The first step is to start measuring execution time. I’m paraphrasing, but our first move was to wrap our algorithm in a method and include some simple debug timing:
DICTIONARY = "/usr/share/dict/words"
class String
def to_signature
downcase.delete("^a-z").split("").sort.join
end
end
def descramble(scrambled)
File.foreach(DICTIONARY) do |word|
puts word if word.to_signature == scrambled
end
end
scrambled = ARGV.first.to_s.to_signature
abort "USAGE: #{$PROGRAM_NAME} SCRAMBLED_WORD" if scrambled.empty?
start = Time.now
descramble(scrambled)
puts Time.now - start
An initial run looks like this:
$ ruby descramble.rb test
sett
stet
test
2.703979
Alright. Our algorithm takes 2.7 seconds to brute force the word list.

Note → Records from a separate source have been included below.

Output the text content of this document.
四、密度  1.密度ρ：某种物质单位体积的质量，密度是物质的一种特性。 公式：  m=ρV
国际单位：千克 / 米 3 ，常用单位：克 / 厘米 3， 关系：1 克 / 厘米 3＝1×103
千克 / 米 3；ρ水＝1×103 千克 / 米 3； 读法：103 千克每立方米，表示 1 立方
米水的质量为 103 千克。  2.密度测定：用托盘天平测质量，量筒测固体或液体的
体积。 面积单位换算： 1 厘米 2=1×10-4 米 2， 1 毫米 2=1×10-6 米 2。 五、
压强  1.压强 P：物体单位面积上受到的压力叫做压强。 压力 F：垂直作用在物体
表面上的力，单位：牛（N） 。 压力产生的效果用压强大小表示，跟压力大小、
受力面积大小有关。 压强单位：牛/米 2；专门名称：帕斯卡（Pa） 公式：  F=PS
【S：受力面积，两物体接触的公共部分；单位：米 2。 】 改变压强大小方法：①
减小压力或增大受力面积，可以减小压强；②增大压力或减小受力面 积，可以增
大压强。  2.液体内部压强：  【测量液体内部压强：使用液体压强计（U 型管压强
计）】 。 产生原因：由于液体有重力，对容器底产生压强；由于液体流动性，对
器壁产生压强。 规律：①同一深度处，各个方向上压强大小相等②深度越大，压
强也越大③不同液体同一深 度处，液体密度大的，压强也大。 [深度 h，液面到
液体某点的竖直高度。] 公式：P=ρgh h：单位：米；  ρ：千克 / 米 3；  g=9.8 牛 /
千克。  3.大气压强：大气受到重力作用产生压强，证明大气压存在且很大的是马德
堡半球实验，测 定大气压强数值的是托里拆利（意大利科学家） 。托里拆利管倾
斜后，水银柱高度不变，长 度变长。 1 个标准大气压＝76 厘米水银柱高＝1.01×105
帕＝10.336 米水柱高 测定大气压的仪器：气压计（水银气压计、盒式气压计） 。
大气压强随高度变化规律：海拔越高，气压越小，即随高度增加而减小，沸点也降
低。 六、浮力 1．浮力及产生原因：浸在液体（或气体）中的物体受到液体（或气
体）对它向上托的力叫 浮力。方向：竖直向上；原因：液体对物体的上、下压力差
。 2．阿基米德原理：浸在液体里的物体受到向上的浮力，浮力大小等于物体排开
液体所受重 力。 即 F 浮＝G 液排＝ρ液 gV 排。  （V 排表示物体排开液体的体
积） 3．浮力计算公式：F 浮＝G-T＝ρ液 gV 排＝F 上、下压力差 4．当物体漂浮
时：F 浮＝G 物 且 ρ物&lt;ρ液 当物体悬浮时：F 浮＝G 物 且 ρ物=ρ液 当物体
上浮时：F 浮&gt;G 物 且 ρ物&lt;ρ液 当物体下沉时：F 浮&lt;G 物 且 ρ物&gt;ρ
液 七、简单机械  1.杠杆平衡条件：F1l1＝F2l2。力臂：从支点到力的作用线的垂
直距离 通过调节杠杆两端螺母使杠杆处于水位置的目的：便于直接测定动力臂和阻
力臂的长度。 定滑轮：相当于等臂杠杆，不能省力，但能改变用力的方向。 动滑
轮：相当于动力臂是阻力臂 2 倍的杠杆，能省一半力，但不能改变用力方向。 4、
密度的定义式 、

The first improvement that came to the group mind was to see if the first word of each dictionary word was even included in our signature. If it is not, there is no need to run the expensive to_signature method.
def descramble(sig)
File.foreach(DICTIONARY) do |word|
next unless scrambled.include? word[0]
puts word if word.to_signature == sig
end
end
A clear win:
$ ruby descramble.rb test
sett
stet
test
0.594181
Nice! That’s about 4.5 times faster than the original.
As the session wore on, we were able to work out some seeming improvements, but nothing that made a huge difference. The only other thing we discussed would be to pre-index the word file, but that seemed to be cheating.
In the real world, though, I don’t think that there really is such a thing. We want to make this thing fast, and the only way we’re really going to do that is to index the file before hand. Upon returning home, I quickly whipped up a solution using Redis as my data store.
First, we pre-load the data:
# cheat.rb - preload our word data into redis sets, using the signature as the key
require 'redis'
DICTIONARY = "/usr/share/dict/words"
class String
def to_signature
downcase.delete("^a-z").split("").sort.join
end
end
# our interface to the local redis instance
r = Redis.new
# go ahead and clear out anything that we might have in here
r.flushall
File.foreach(DICTIONARY) do |word|
r.sadd word.to_signature, word
end
That takes about 17 seconds to run, but we only have to do it once. After that, the indexed data persists and we can query it as needed.
Our app changes to rely upon Redis:
require 'redis'
class String
def to_signature
downcase.delete("^a-z").split("").sort.join
end
end
def descramble(sig)
r = Redis.new
puts r.smembers sig
end
scrambled = ARGV.first.to_s.to_signature
abort "USAGE: #{$PROGRAM_NAME} SCRAMBLED_WORD" if scrambled.empty?
start = Time.now
descramble(scrambled)
puts Time.now - start
The performance improvement is obvious:
$ ruby descramble.rb test
test
stet
sett
0.001002
0.001002 seconds! That’s nearly 2,700 times as fast as the original piece of code. Ah, the spoils of cheating!
Of course, Redis is not the only choice here, but given the scope of the problem, it seemed like a fair pick. It is also such a cheap tool, meaning that there isn’t much to getting it running and putting it to quick use.